"You want to know the truth?" Margo said finally. "I've been thinking about it more lately. Not selling, exactly, but... what comes after me."
Meg felt her stomach drop. "Are you sick?"
"No, no," Margo said quickly. "Nothing like that. But I'm eighty, Meg. I can't pretend I'll be doing this forever."
"Tyler will?—"
"Tyler has his own life," Margo interrupted gently. "His photography, his travels. He helps because he loves me, but this was never supposed to be his burden."
Meg joined her at the window. "It's not a burden."
"Isn't it?" Margo's voice was quiet but not bitter. "Fifty years I've been tied to this place. Every morning at five-thirty to prep, every evening counting receipts. I've never taken a real vacation, never traveled anywhere I couldn't drive back from in a day."
"Do you regret it?"
Margo was quiet for so long Meg wondered if she'd heard the question.
"No," she said finally. "I don't regret it. This place has been my life's work. But that doesn't mean I haven't wondered sometimes what else I might have done."
"Like what?"
"I was good at some other things,” Margo said, almost shyly. "Before your grandfather died, before I had to figure out how to keep this place running on my own. I was actually pretty good at it."
Meg looked up at the shell ceiling with new understanding. "The mosaic."

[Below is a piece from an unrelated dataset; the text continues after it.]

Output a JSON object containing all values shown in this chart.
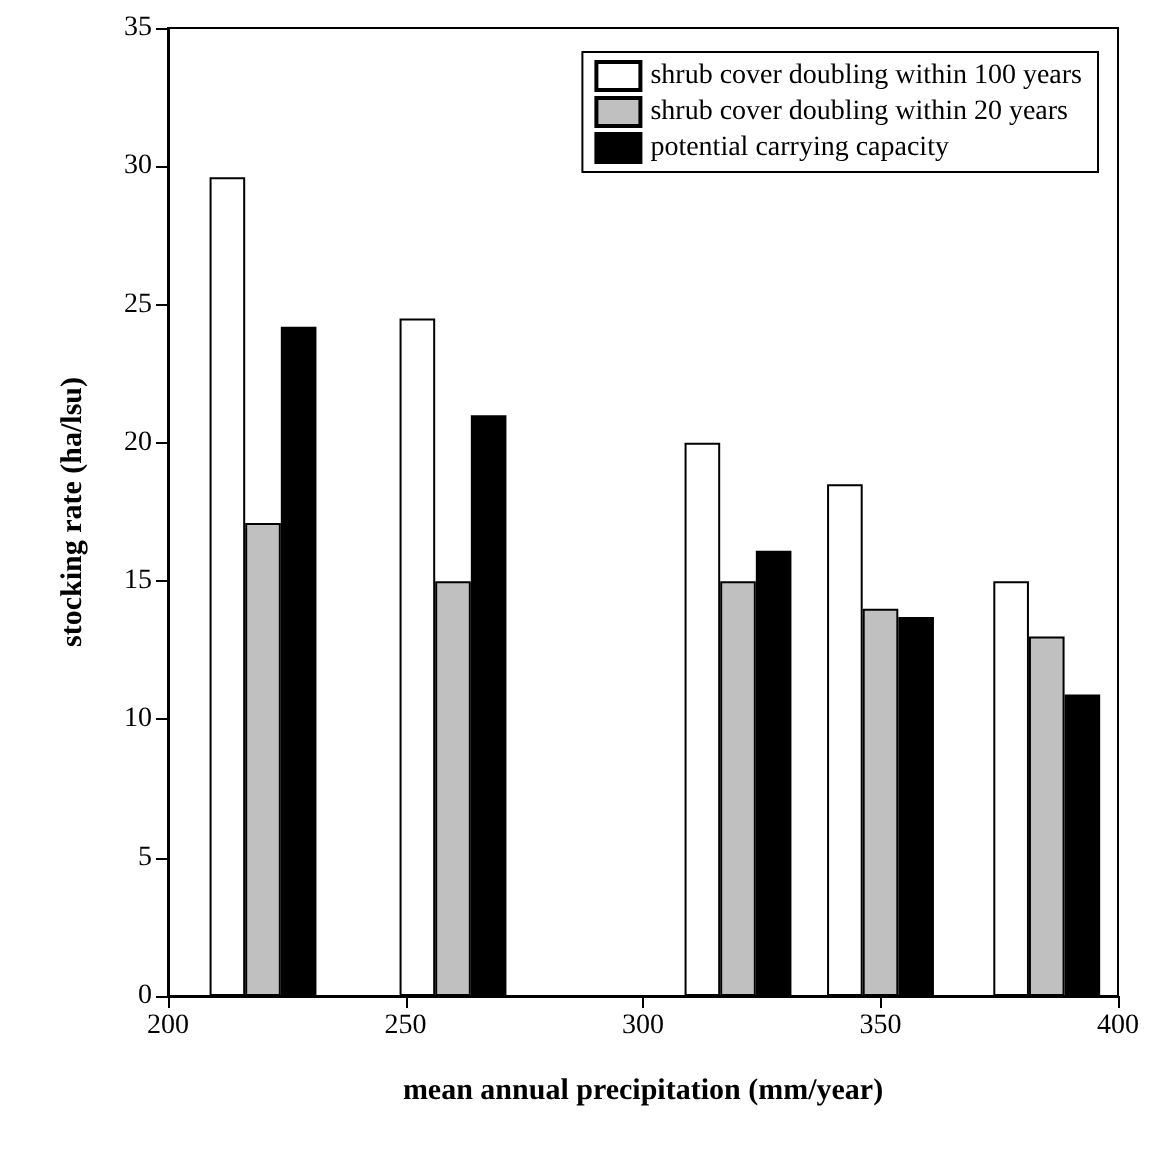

“No, but it’s saved me,” Margo admitted. "Each shell placed exactly where it wants to be. It's become my canvas, I suppose."
"It's beautiful."
"It's something." Margo turned away from the window. "But you didn't answer my question. What happens when Tyler comes back and you go back to San Francisco?"
Meg felt the familiar tightness in her chest that came with thinking about her corporate life. "I guess I go back to my old job. My old life."
"Is that what you want?"
The question hung between them like a challenge.

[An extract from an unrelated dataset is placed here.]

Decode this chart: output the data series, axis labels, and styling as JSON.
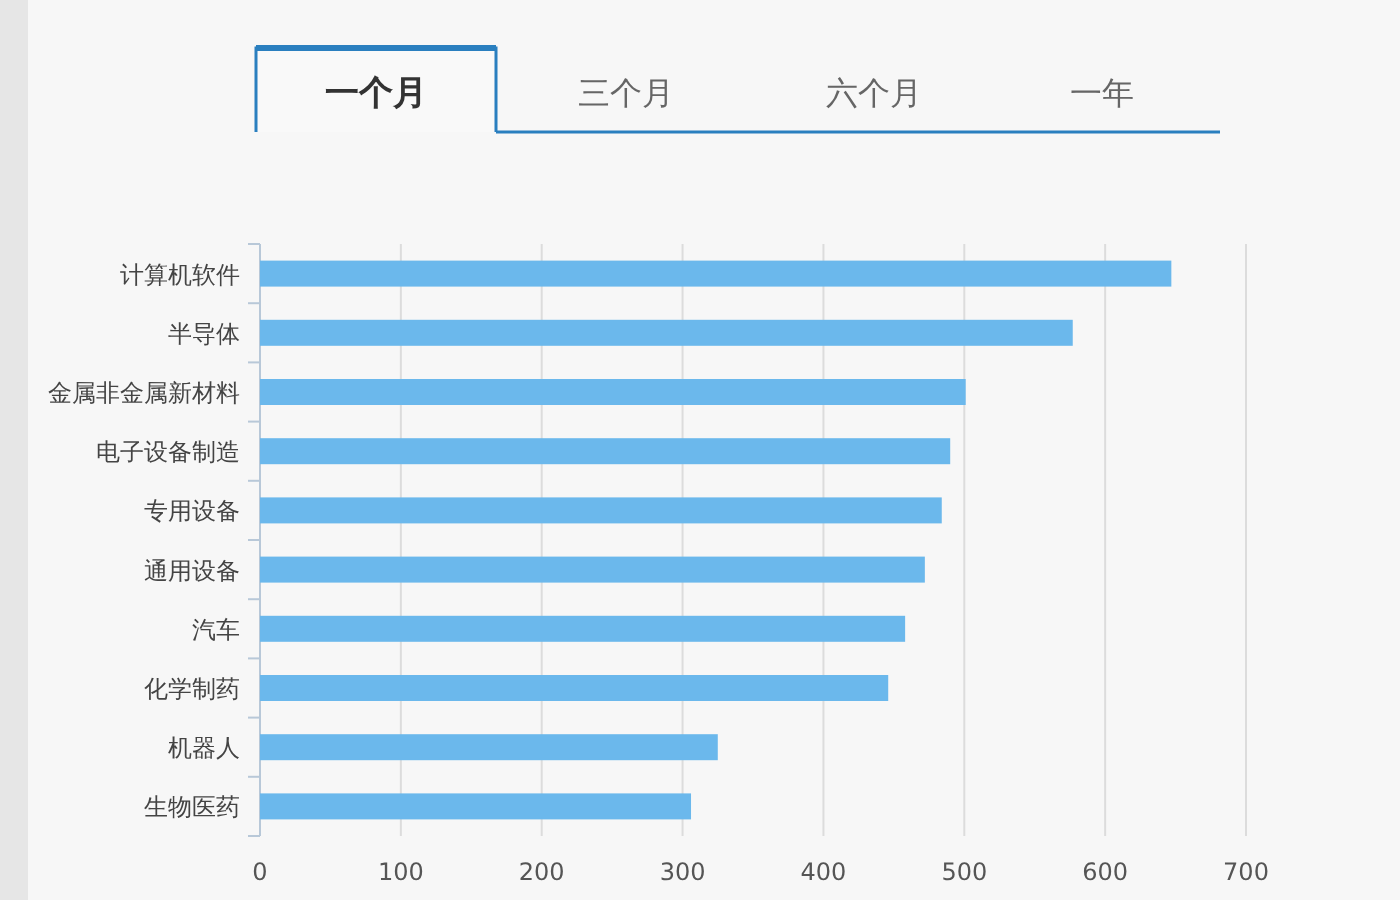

"I thought it was," Meg said slowly. "A week ago, I would have said absolutely. But now..."
"Now?"
"Now I'm not sure what I want."
Margo nodded as if this answer satisfied her more than a definitive yes or no would have.
"You know what I think?" Margo said, beginning to untie her apron. "I think sometimes the best decisions aren't really decisions at all. They're just—obvious. Recognizing what's already true, even when we've been trying not to see it."
"What do you mean?"
"I mean maybe the question isn't what we want to happen," Margo said. "Maybe it's what's supposed to happen."

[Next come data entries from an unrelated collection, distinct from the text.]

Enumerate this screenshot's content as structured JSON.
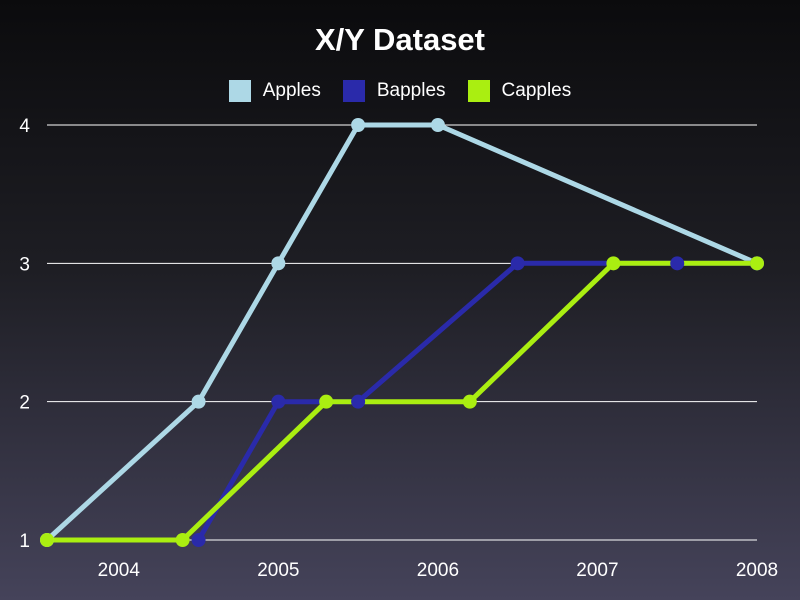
{
  "chart_data": {
    "type": "line",
    "title": "X/Y Dataset",
    "xlabel": "",
    "ylabel": "",
    "xlim": [
      2003.55,
      2008.0
    ],
    "ylim": [
      1,
      4
    ],
    "x_ticks": [
      "2004",
      "2005",
      "2006",
      "2007",
      "2008"
    ],
    "y_ticks": [
      "1",
      "2",
      "3",
      "4"
    ],
    "grid": "horizontal",
    "legend_position": "top",
    "series": [
      {
        "name": "Apples",
        "color": "#add8e6",
        "points": [
          {
            "x": 2003.55,
            "y": 1
          },
          {
            "x": 2004.5,
            "y": 2
          },
          {
            "x": 2005.0,
            "y": 3
          },
          {
            "x": 2005.5,
            "y": 4
          },
          {
            "x": 2006.0,
            "y": 4
          },
          {
            "x": 2008.0,
            "y": 3
          }
        ]
      },
      {
        "name": "Bapples",
        "color": "#2a2aaa",
        "points": [
          {
            "x": 2004.5,
            "y": 1
          },
          {
            "x": 2005.0,
            "y": 2
          },
          {
            "x": 2005.5,
            "y": 2
          },
          {
            "x": 2006.5,
            "y": 3
          },
          {
            "x": 2007.5,
            "y": 3
          },
          {
            "x": 2008.0,
            "y": 3
          }
        ]
      },
      {
        "name": "Capples",
        "color": "#aaee11",
        "points": [
          {
            "x": 2003.55,
            "y": 1
          },
          {
            "x": 2004.4,
            "y": 1
          },
          {
            "x": 2005.3,
            "y": 2
          },
          {
            "x": 2006.2,
            "y": 2
          },
          {
            "x": 2007.1,
            "y": 3
          },
          {
            "x": 2008.0,
            "y": 3
          }
        ]
      }
    ]
  },
  "colors": {
    "gridline": "#ffffff",
    "text": "#ffffff"
  }
}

Joey cleared his throat from behind them. "Um, sorry to interrupt, but we've got a couple more orders if you want to keep the grill going."
"Of course," Margo said, re-tying her apron. "Back to work."
But as she moved toward the kitchen, she paused next to Meg.
"For what it's worth," she said quietly, "I haven't felt this hopeful about the future of this place in a long time."